I thought nothing of it, and yet, looking back, I must have thought something of it. It was a large lump, very near the surface. Something analogous to a clogged duct when breastfeeding. What it wasn't was a small, pea or marble sized mass that I had to push deep into my tissue to detect. I was 35 years old.
From October to April (sometimes May in New England), I love my baths. I grab my book group book and pour in those bubbles and get warm. That's where I was when I pointed out the lump to Dave, a few days, maybe even a few weeks, after that fateful dream. Dave's mom passed away from breast cancer in 2009.
Halloween is epic in our area of town. Houses so close together you have to pull the shades at night or otherwise you're basically at dinner with your neighbors. Streets lined with sidewalks, perfectly safe and architecturally designed for maximizing your Halloween candy amassment. Dave's and my best friends live in town but on mass transit roads with heavy car traffic and minimal safety for trick 'o treating. It had become an annual tradition for all of us to gather at our home on Halloween evening. We'd eat pizza at 5 pm, take photos with the kids and send the husbands out with the kids for candy while us wives sat on our porch sipping red wine and doling out candy.
On October 31, 2012, before the husbands hit the streets, Dave told me to point out my lump to my best friend, an ob/gyn. We stepped inside to my living room and she examined the lump. She cooly told me to make an appointment with my own ob/gyn for a mammogram. No lie, one of the ob/gyns in my practice (who delivered Elin) lives three houses down the street. Not ten minutes later, she came walking down the street with her kids in costumes. I mentioned to her my friend's suggestion and she told me to call her office first thing in the morning and she'd get me right in. I saw her the next day and a mammogram and sonogram were ordered for the following day, Friday, November 2.
Through all of this no red flags had come up for me. I wasn't worried. I thought this was just a waste of insurance and time. I arrived at 2:30 pm on Friday the 2nd for my mammogram. The technician set me up, felt my lump and assured me that it felt like a cyst. In my mind, I was thinking, "no shit." I just wanted to get out of the hospital in time for my season's first indoor soccer game. From the mammogram, I got moved over to the sonogram room. The sonogram was just like an ultrasound for a baby. Put the blue goo on the handheld "thingy" and look at the area on the screen. The technician hadn't been on my breast twenty seconds and she left the room. The next person to enter the room was the breast nurse navigator. (Yes, the best job title EVER, according to my husband). She asked if I could stay for an immediate biopsy. And shit got real. And I hit shock.

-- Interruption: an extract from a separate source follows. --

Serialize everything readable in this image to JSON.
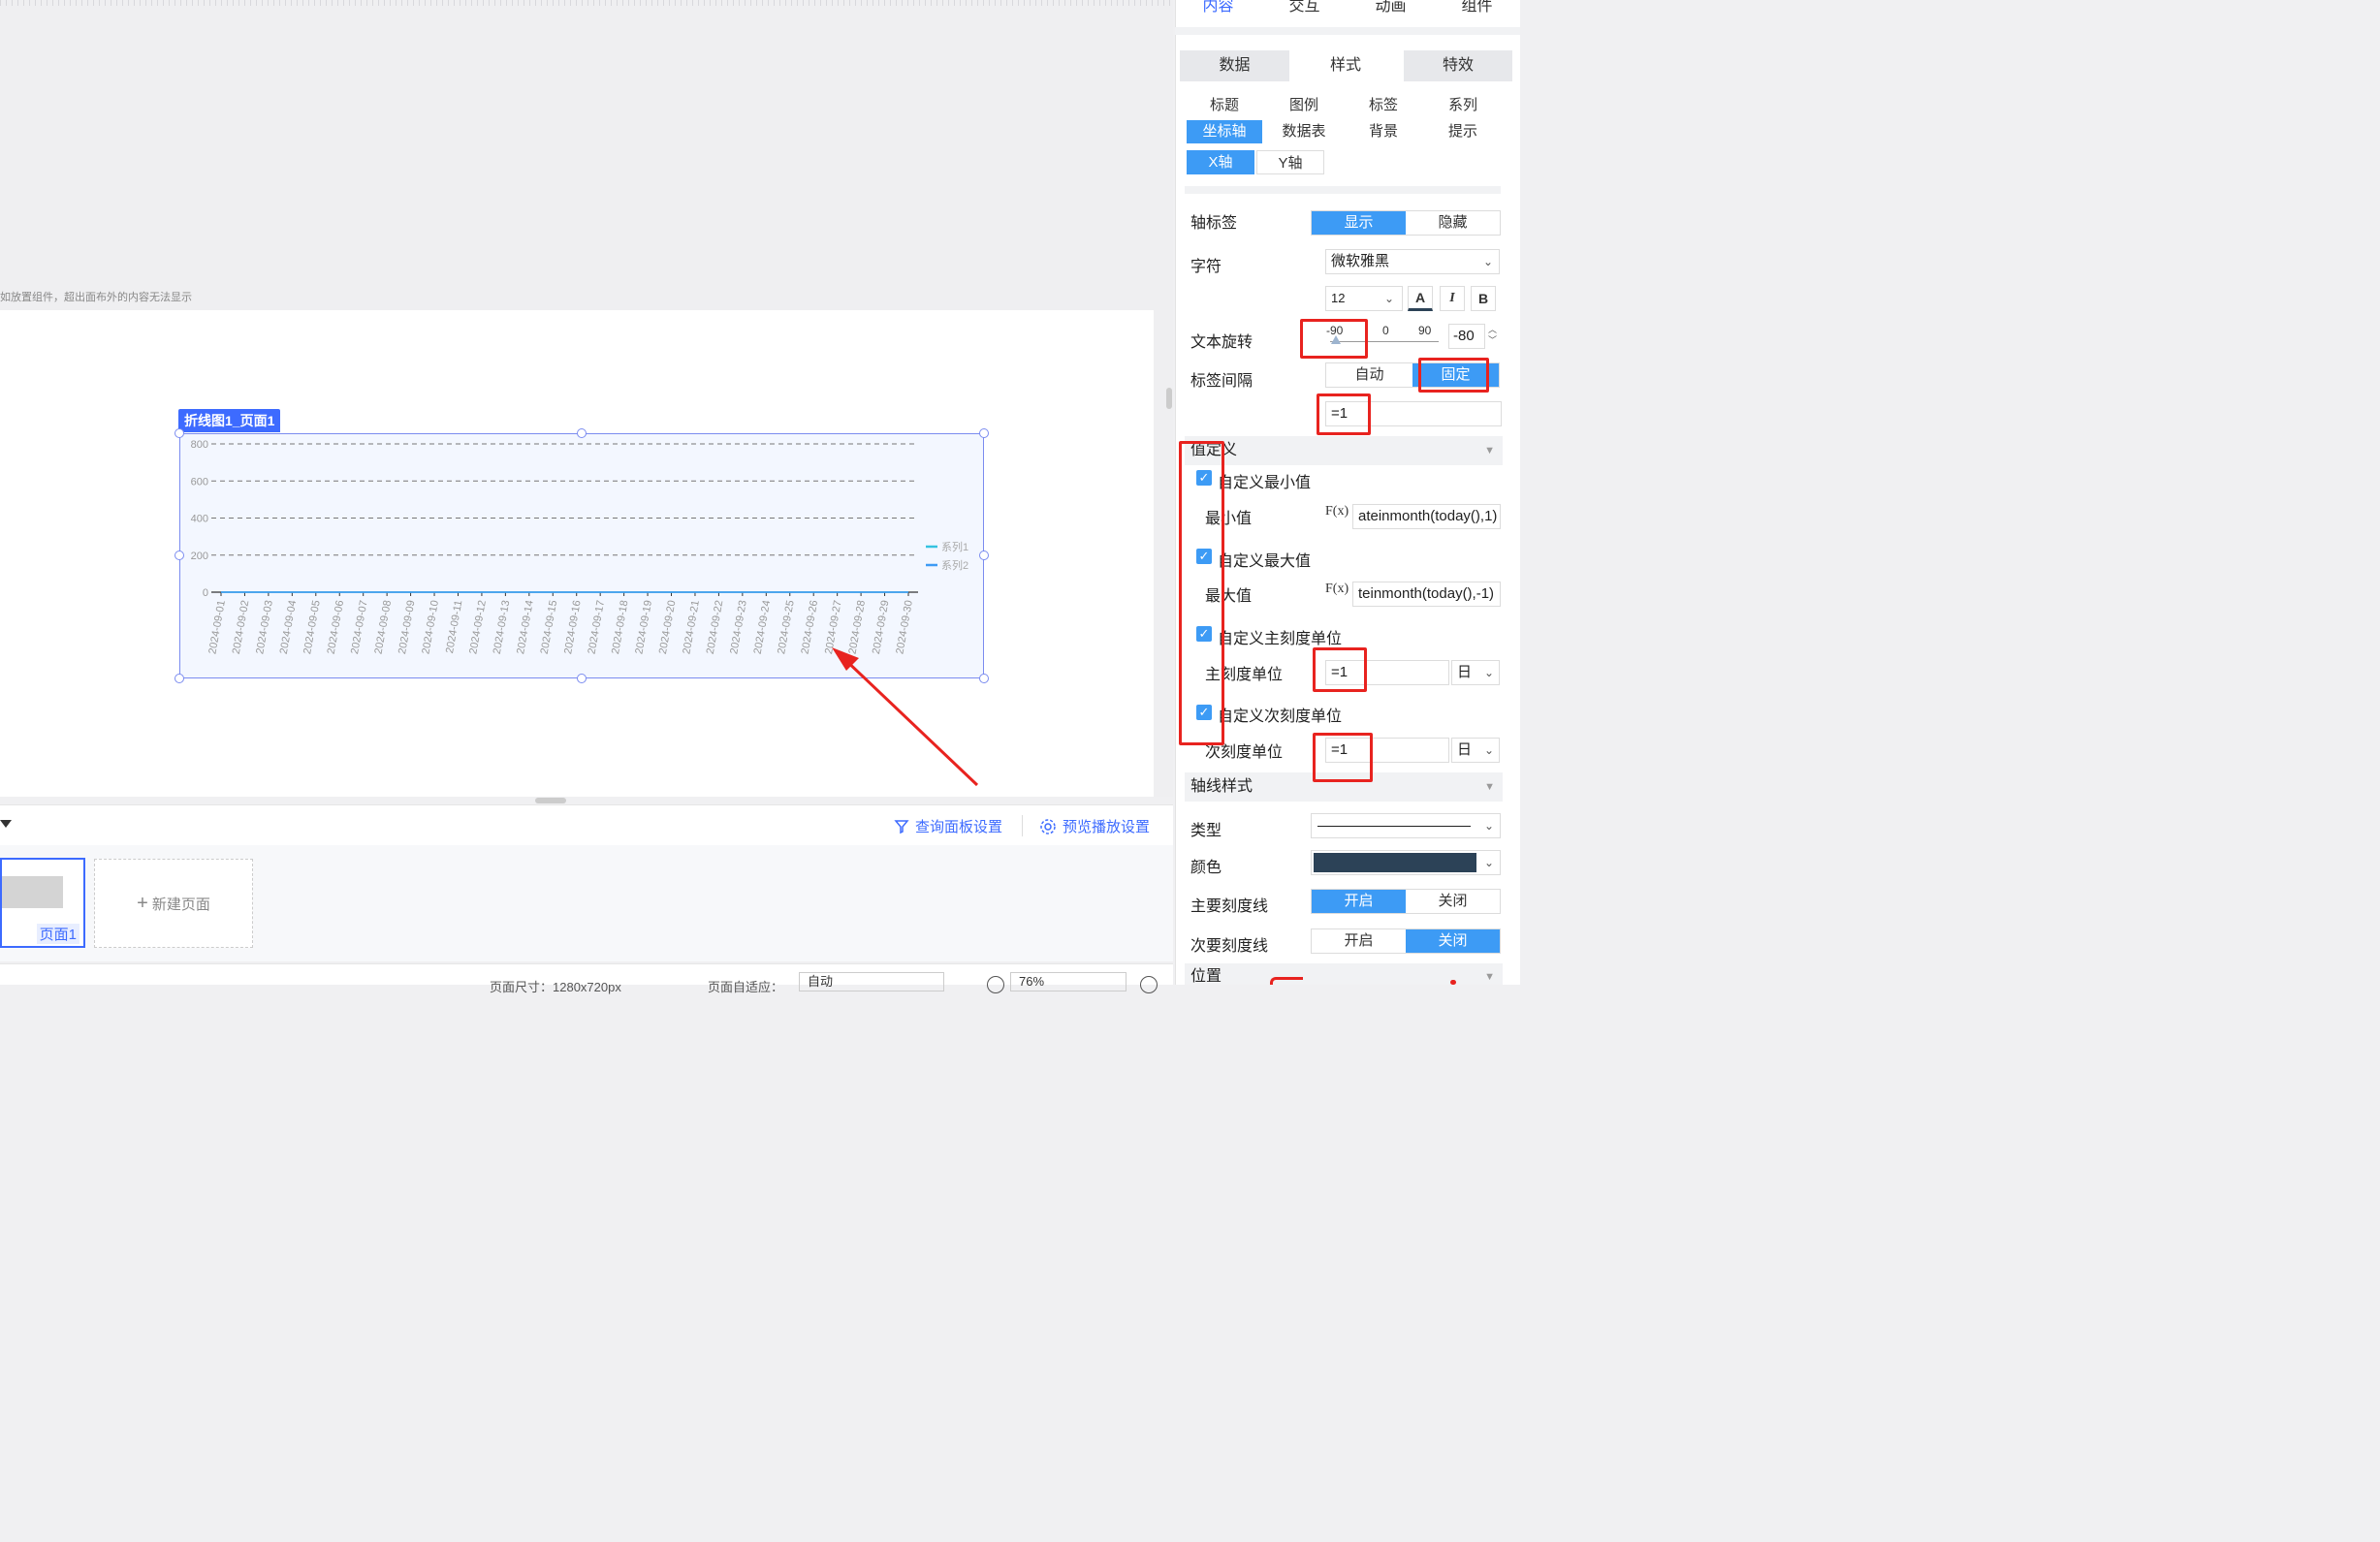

I arrived in the room for the biopsy with a medical resident, the sonographer from earlier (who held my hand the whole time) and the doctor (a wonderful man who is now a friend and someone with whom I have since appeared on radio and TV). At this point, I had been at the hospital so long that I had texted Dave to ask that he pick up the kids, and he was now home googling medical information and texting me questions to ask the doctor. Dave wanted me to ask the doc what a BI-RAD five score meant. I remember the physician stepping back, and clear as if it was yesterday, he said to me, "This is bad. Whatever it is, it needs to come out." And in ignorant shock I said, "Fine. Take it out. As long as it's not cancer."
It was November 6, 2012. Presidential election day. My daughter, Elin, her 3rd birthday. I stood in the mailroom of my place of business as colleagues moved in and out. And over the phone my nurse confirmed what I already knew. I had breast cancer.
The beginning. It's a very good place to start.